Cool Calm Chrys, the angeleno rapper of the trio, is nimble and dry, lightly buzzed with humor and sardonic insight that appear tightly within his lexicon. His steady delivery and charmingly blunt character give cohesion to the more spacey directions of the record. Brendan Lynch Salmon and Ryan Pollie are the co-conspirators who provide for the rest of the self-titled and styled album, psychedelic recesses and alien synthesizers as reconcilable in their work as the more earthy and human textures of “Silver Lining.”

The opening sequence of which reads like a concise statement of the groups ethos: “Mama’s only son will probably never ever make a buck/ Silver lining metaphors, will never get a paper cut.” Caustic and unpostured art followed as far as it wants to be, without pretension to any importance besides being very good in its own space.

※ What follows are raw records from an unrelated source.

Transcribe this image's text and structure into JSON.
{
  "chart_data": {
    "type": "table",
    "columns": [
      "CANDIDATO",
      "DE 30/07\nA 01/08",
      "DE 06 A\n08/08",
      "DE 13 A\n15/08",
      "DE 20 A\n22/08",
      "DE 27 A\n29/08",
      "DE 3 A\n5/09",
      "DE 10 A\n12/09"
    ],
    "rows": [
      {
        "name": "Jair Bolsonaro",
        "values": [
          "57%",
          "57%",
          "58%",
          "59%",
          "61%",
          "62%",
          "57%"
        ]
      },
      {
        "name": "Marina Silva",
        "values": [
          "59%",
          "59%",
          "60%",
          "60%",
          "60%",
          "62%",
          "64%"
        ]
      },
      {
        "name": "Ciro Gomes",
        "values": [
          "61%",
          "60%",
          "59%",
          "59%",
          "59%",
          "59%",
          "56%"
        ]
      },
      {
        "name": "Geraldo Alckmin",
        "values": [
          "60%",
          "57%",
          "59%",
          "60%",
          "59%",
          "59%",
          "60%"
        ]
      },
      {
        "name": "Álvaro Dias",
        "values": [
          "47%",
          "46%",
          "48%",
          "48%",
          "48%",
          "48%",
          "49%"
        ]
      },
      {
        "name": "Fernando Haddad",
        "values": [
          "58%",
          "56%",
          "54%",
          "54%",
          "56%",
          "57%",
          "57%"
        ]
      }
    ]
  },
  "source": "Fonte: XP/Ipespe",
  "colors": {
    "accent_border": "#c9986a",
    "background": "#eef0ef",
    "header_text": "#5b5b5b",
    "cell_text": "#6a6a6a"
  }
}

“Silver Lining” is the closer for the 5 track project, following “Cannabis,” a driving meditation on the processes that constitute living: The mundanities of being short $10, or on time, collaged against the more lofty steps of making a truly consequential album or life.  Aside from these are the whirling “Sippin,” codeine soaked and careening, and the washed out and sun beaten “Denim Pockets,” both comprising the more indulgent, binge-laden retreat of the album’s midpoint.

93 Bulls is in total, extremely good and tangible, of something left field and Los Angeles that feels both out of time and just right for this moment. Maybe near a peak but also navigating a minefield of making art in a country that doesn’t fund it, of living in a city that is quickly becoming unaffordable, of straining to do something meaningful before oblivion or rising seas. It remains to be seen if a  three-peat is in the cards for 93 Bulls, but for now, let’s just enjoy the opening tip.